Date d'application : immédiate
NOR : MESP9830563C (texte non paru au Journal Officiel)
Grille de classement : SP 4 439
Résumé
: La présente circulaire précise l'application des préconisations
concernant la gestion du risque vis-à-vis de la prolifération
des légionelles dans les réseaux et systèmes de
traitement d'eau. Elle encourage la réalisation d'inventaires
des installations à risque et la diffusion des conseils d'entretien
de ces installations.
Mots-clés : Eaux - Maintenance des installations - Multiplication
de Legionella dans les installations.
Textes de référence :
- Arrêté du 20 juillet 1992 modifiant l'arrêté
du 14 octobre 1937 modifié relatif au contrôle des sources
d'eaux minérales
- Circulaire DGS/DH N° 429 du 8 avril 1975 relative aux problèmes
d'hygiène publique dans les établissements hospitaliers
- Circulaire DGS/SD1.D./92/N° 513 du 20 juillet 1992 relative à
la qualité des eaux minérales naturelles dans les établissements
thermaux
- Circulaire DGS/DH N° 236 du 2 avril 1996 relative à la
désinfection des endoscopes
- Circulaire DGS N° 97/311 du 24 avril 1997 relative à la
surveillance et à la prévention de la légionellose
- "100 recommandations pour la surveillance et la prévention
des infections nosocomiales" (n° spécial du BEH de juin
1992 - nouvelle édition révisée à paraître
en janvier 1999)
- Guide de bonnes pratiques DGS de juin 1995 : "Recommandations
de bonnes pratiques sanitaires dans les établissements thermaux"

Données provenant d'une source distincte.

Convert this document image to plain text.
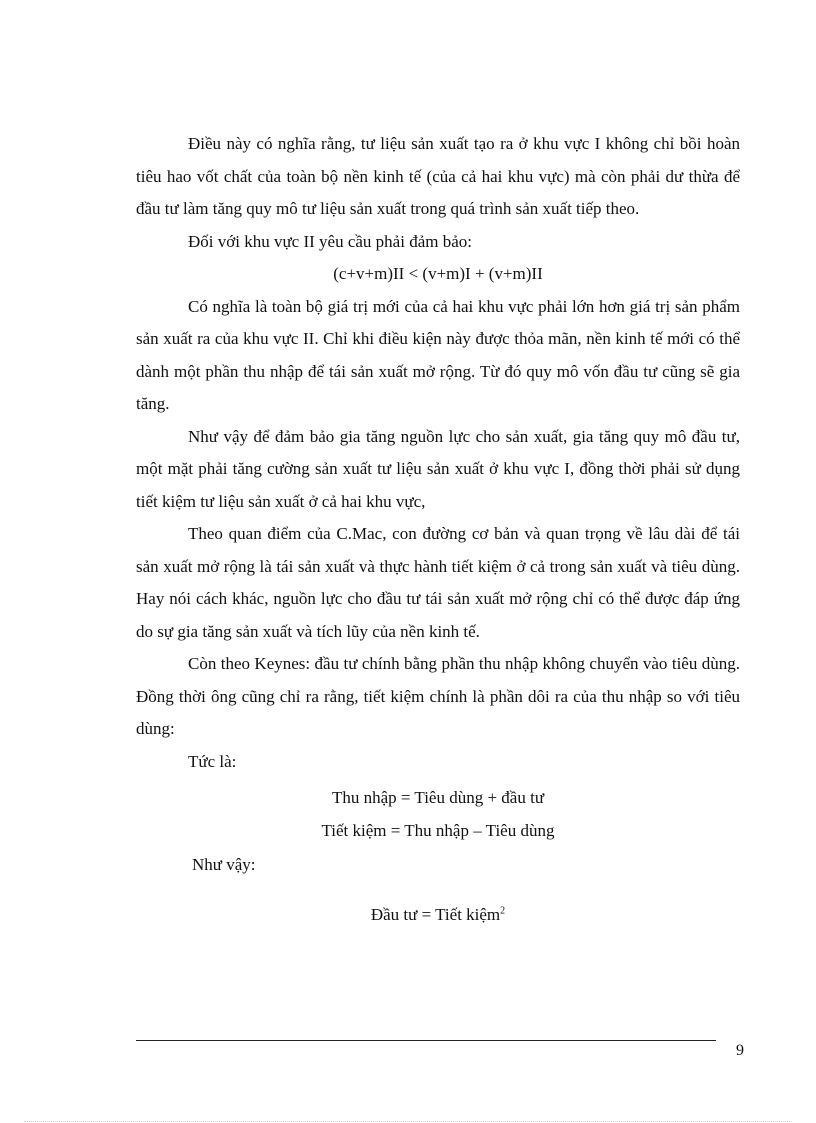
Điều này có nghĩa rằng, tư liệu sản xuất tạo ra ở khu vực I không chỉ bồi hoàn tiêu hao vốt chất của toàn bộ nền kinh tế (của cả hai khu vực) mà còn phải dư thừa để đầu tư làm tăng quy mô tư liệu sản xuất trong quá trình sản xuất tiếp theo.

Đối với khu vực II yêu cầu phải đảm bảo:

(c+v+m)II < (v+m)I + (v+m)II

Có nghĩa là toàn bộ giá trị mới của cả hai khu vực phải lớn hơn giá trị sản phẩm sản xuất ra của khu vực II. Chỉ khi điều kiện này được thỏa mãn, nền kinh tế mới có thể dành một phần thu nhập để tái sản xuất mở rộng. Từ đó quy mô vốn đầu tư cũng sẽ gia tăng.

Như vậy để đảm bảo gia tăng nguồn lực cho sản xuất, gia tăng quy mô đầu tư, một mặt phải tăng cường sản xuất tư liệu sản xuất ở khu vực I, đồng thời phải sử dụng tiết kiệm tư liệu sản xuất ở cả hai khu vực,

Theo quan điểm của C.Mac, con đường cơ bản và quan trọng về lâu dài để tái sản xuất mở rộng là tái sản xuất và thực hành tiết kiệm ở cả trong sản xuất và tiêu dùng. Hay nói cách khác, nguồn lực cho đầu tư tái sản xuất mở rộng chỉ có thể được đáp ứng do sự gia tăng sản xuất và tích lũy của nền kinh tế.

Còn theo Keynes: đầu tư chính bằng phần thu nhập không chuyển vào tiêu dùng. Đồng thời ông cũng chỉ ra rằng, tiết kiệm chính là phần dôi ra của thu nhập so với tiêu dùng:

Tức là:

Thu nhập = Tiêu dùng + đầu tư

Tiết kiệm = Thu nhập – Tiêu dùng

Như vậy:

Đầu tư = Tiết kiệm$^2$

9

Textes abrogés ou modifiés : Néant
Les bactéries du
genre Legionella se rencontrent principalement dans les eaux. La gestion
du risque sanitaire lié aux légionelles repose avant tout
sur de bonnes pratiques d'entretien des réseaux d'eau (en particulier
d'eau chaude sanitaire) et des installations à risque (cf. II),
ainsi que sur un bon usage de l'eau lors des soins. Des recommandations
à ce sujet ont été précisées dans les
textes cités en référence. La survenue en 1997 et
1998 de plusieurs épisodes de cas groupés de légionellose
communautaire ou nosocomiale démontre à l'évidence
que ces recommandations sont insuffisamment connues et insuffisamment
appliquées par les responsables des établissements concernés.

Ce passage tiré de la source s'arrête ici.